We are currently supporting a leading organization in the transportation sector in their search for an experienced Senior DevOps professional. This role partners closely with key stakeholders and plays a critical role in driving infrastructure scalability, system reliability, and continuous improvement initiatives across the organization. It is a high-impact opportunity suited for someone who excels in a fast-paced, technology-driven environment and can adapt quickly to evolving operational and business needs.
Responsibilities
- Lead the implementation of Infrastructure as Code (IaC) using tools such as Terraform, Ansible, and others to ensure scalable and maintainable infrastructure.
- Optimize the Software Development Life Cycle (SDLC) to enable smooth and reliable releases, incorporating advanced deployment strategies such as Canary Releases, Blue-Green Deployments, and rollback mechanisms.

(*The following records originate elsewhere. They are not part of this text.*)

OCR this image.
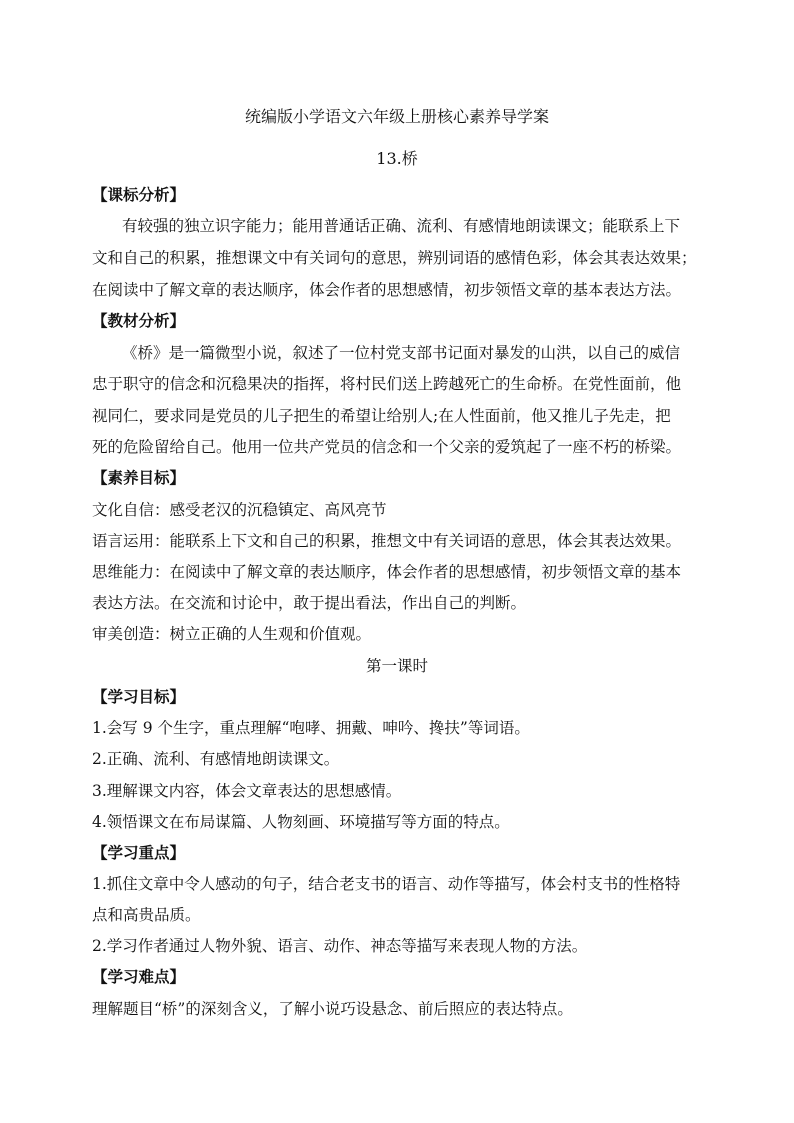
统编版小学语文六年级上册核心素养导学案
13.桥
【课标分析】
有较强的独立识字能力；能用普通话正确、流利、有感情地朗读课文；能联系上下
文和自己的积累，推想课文中有关词句的意思，辨别词语的感情色彩，体会其表达效果；
在阅读中了解文章的表达顺序，体会作者的思想感情，初步领悟文章的基本表达方法。
【教材分析】
《桥》是一篇微型小说，叙述了一位村党支部书记面对暴发的山洪，以自己的威信
忠于职守的信念和沉稳果决的指挥，将村民们送上跨越死亡的生命桥。在党性面前，他
视同仁，要求同是党员的儿子把生的希望让给别人;在人性面前，他又推儿子先走，把
死的危险留给自己。他用一位共产党员的信念和一个父亲的爱筑起了一座不朽的桥梁。
【素养目标】
文化自信：感受老汉的沉稳镇定、高风亮节
语言运用：能联系上下文和自己的积累，推想文中有关词语的意思，体会其表达效果。
思维能力：在阅读中了解文章的表达顺序，体会作者的思想感情，初步领悟文章的基本
表达方法。在交流和讨论中，敢于提出看法，作出自己的判断。
审美创造：树立正确的人生观和价值观。
第一课时
【学习目标】
1.会写 9 个生字，重点理解“咆哮、拥戴、呻吟、搀扶”等词语。
2.正确、流利、有感情地朗读课文。
3.理解课文内容，体会文章表达的思想感情。
4.领悟课文在布局谋篇、人物刻画、环境描写等方面的特点。
【学习重点】
1.抓住文章中令人感动的句子，结合老支书的语言、动作等描写，体会村支书的性格特
点和高贵品质。
2.学习作者通过人物外貌、语言、动作、神态等描写来表现人物的方法。
【学习难点】
理解题目“桥”的深刻含义，了解小说巧设悬念、前后照应的表达特点。
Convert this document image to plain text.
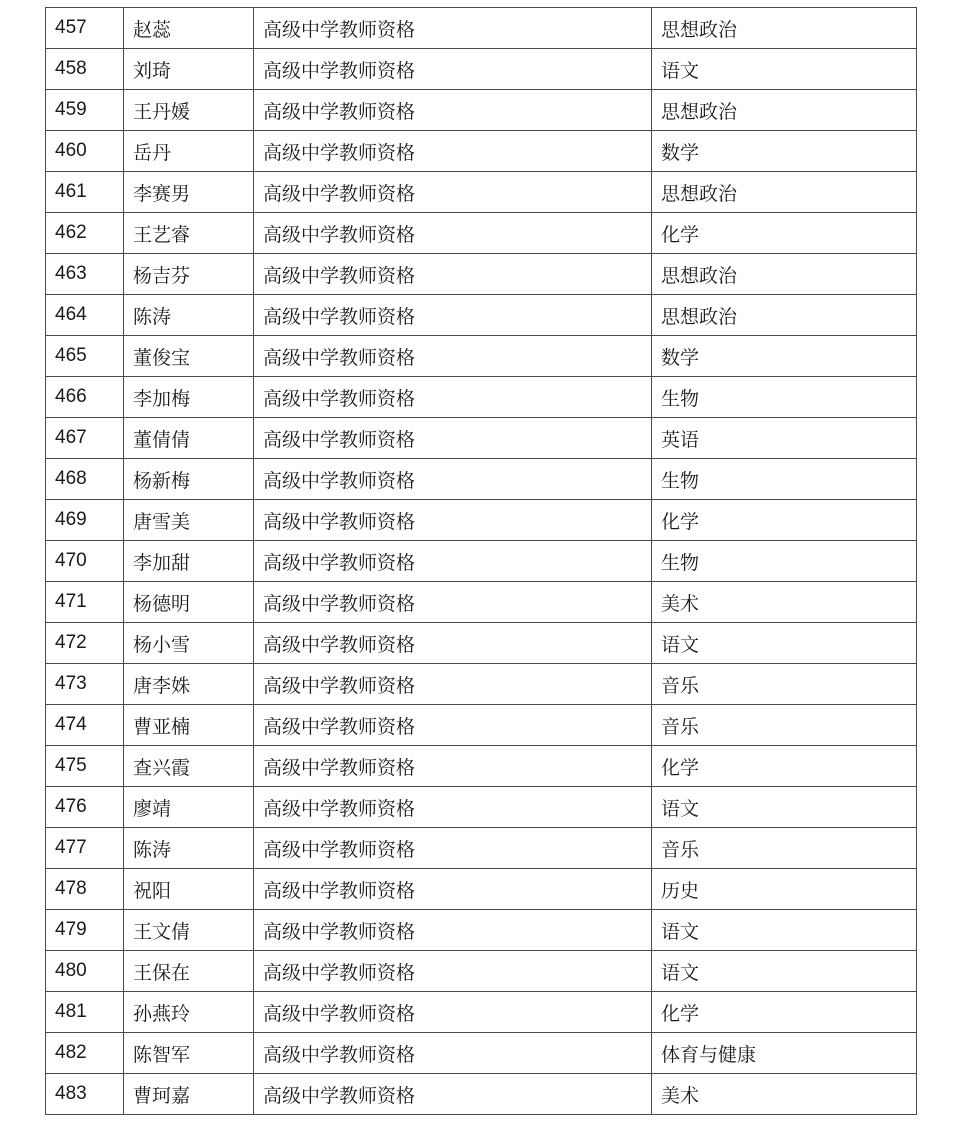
457	赵蕊	高级中学教师资格	思想政治
458	刘琦	高级中学教师资格	语文
459	王丹媛	高级中学教师资格	思想政治
460	岳丹	高级中学教师资格	数学
461	李赛男	高级中学教师资格	思想政治
462	王艺睿	高级中学教师资格	化学
463	杨吉芬	高级中学教师资格	思想政治
464	陈涛	高级中学教师资格	思想政治
465	董俊宝	高级中学教师资格	数学
466	李加梅	高级中学教师资格	生物
467	董倩倩	高级中学教师资格	英语
468	杨新梅	高级中学教师资格	生物
469	唐雪美	高级中学教师资格	化学
470	李加甜	高级中学教师资格	生物
471	杨德明	高级中学教师资格	美术
472	杨小雪	高级中学教师资格	语文
473	唐李姝	高级中学教师资格	音乐
474	曹亚楠	高级中学教师资格	音乐
475	查兴霞	高级中学教师资格	化学
476	廖靖	高级中学教师资格	语文
477	陈涛	高级中学教师资格	音乐
478	祝阳	高级中学教师资格	历史
479	王文倩	高级中学教师资格	语文
480	王保在	高级中学教师资格	语文
481	孙燕玲	高级中学教师资格	化学
482	陈智军	高级中学教师资格	体育与健康
483	曹珂嘉	高级中学教师资格	美术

- Design and maintain comprehensive monitoring and auto-alerting systems, including ownership of log management, log rotation, and ensuring logs are effectively utilized during incident response by on-call engineers.

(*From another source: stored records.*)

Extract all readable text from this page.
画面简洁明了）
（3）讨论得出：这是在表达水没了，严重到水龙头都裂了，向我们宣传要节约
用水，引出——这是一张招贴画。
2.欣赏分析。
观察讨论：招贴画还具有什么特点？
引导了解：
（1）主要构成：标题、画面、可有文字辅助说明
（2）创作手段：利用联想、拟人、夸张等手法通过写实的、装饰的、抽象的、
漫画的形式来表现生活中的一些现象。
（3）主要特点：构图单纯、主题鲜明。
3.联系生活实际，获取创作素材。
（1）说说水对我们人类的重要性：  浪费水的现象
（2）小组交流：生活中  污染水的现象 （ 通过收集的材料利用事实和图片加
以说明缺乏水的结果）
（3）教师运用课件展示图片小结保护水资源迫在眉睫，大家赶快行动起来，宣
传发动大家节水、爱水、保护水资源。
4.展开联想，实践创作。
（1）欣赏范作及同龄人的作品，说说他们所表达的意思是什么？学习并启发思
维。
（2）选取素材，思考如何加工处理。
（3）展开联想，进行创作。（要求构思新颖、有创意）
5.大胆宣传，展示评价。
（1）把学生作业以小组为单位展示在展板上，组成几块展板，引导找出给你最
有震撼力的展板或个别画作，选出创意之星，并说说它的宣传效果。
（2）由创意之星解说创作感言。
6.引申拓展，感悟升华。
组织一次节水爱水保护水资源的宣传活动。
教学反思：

- Proactively drive cloud cost optimization by applying industry best practices and selecting the most cost-effective resource configurations.
- Ensure all critical systems have sufficient redundancy (both technical systems and team knowledge) to maintain high availability (HA) at all times.

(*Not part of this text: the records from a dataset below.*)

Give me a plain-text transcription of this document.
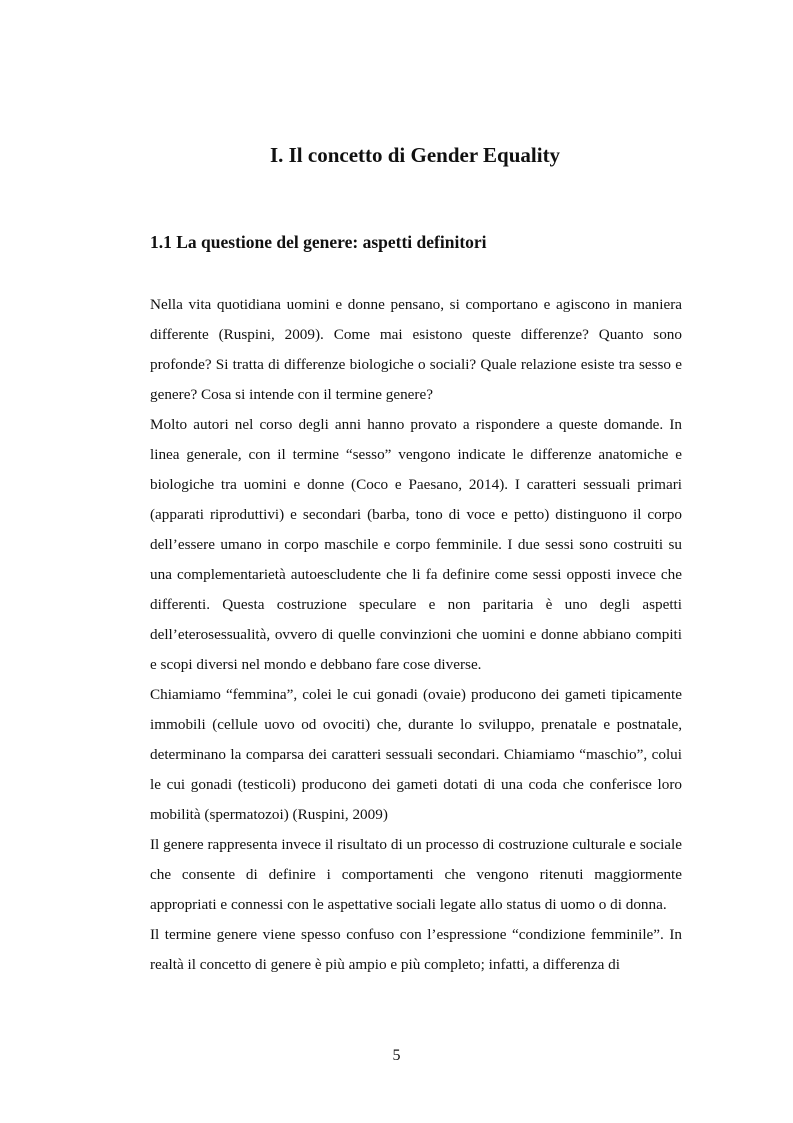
I. Il concetto di Gender Equality
1.1 La questione del genere: aspetti definitori

Nella vita quotidiana uomini e donne pensano, si comportano e agiscono in maniera differente (Ruspini, 2009). Come mai esistono queste differenze? Quanto sono profonde? Si tratta di differenze biologiche o sociali? Quale relazione esiste tra sesso e genere? Cosa si intende con il termine genere?

Molto autori nel corso degli anni hanno provato a rispondere a queste domande. In linea generale, con il termine “sesso” vengono indicate le differenze anatomiche e biologiche tra uomini e donne (Coco e Paesano, 2014). I caratteri sessuali primari (apparati riproduttivi) e secondari (barba, tono di voce e petto) distinguono il corpo dell’essere umano in corpo maschile e corpo femminile. I due sessi sono costruiti su una complementarietà autoescludente che li fa definire come sessi opposti invece che differenti. Questa costruzione speculare e non paritaria è uno degli aspetti dell’eterosessualità, ovvero di quelle convinzioni che uomini e donne abbiano compiti e scopi diversi nel mondo e debbano fare cose diverse.

Chiamiamo “femmina”, colei le cui gonadi (ovaie) producono dei gameti tipicamente immobili (cellule uovo od ovociti) che, durante lo sviluppo, prenatale e postnatale, determinano la comparsa dei caratteri sessuali secondari. Chiamiamo “maschio”, colui le cui gonadi (testicoli) producono dei gameti dotati di una coda che conferisce loro mobilità (spermatozoi) (Ruspini, 2009)

Il genere rappresenta invece il risultato di un processo di costruzione culturale e sociale che consente di definire i comportamenti che vengono ritenuti maggiormente appropriati e connessi con le aspettative sociali legate allo status di uomo o di donna.

Il termine genere viene spesso confuso con l’espressione “condizione femminile”. In realtà il concetto di genere è più ampio e più completo; infatti, a differenza di

5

- Collaborate with the Information Security (InfoSec) team to prioritize and execute patching for critical CVEs at both infrastructure and container levels.
- Manage and actively participate in a 24/7 on-call rotation, ensuring the team is well-prepared to respond to production incidents with clear and effective procedures.
- Mentor and guide team members to identify and eliminate process inefficiencies, while continuously introducing and reinforcing industry best practices.
Requirements
- Minimum of 8–10 years of experience in DevOps, Site Reliability Engineering (SRE), and/or Cloud Infrastructure.
- Extensive hands-on experience with containerization technologies (e.g., Kubernetes, Docker) and public cloud platforms (e.g., AWS, GCP, Huawei Cloud).
- Strong proficiency in scripting languages (Python, Bash) and Infrastructure as Code (IaC) tools such as Ansible and Terraform.
- Solid understanding of networking concepts, cybersecurity principles, and certificate/encryption management.
- Proven track record in managing high-traffic systems and executing zero-downtime migration strategies.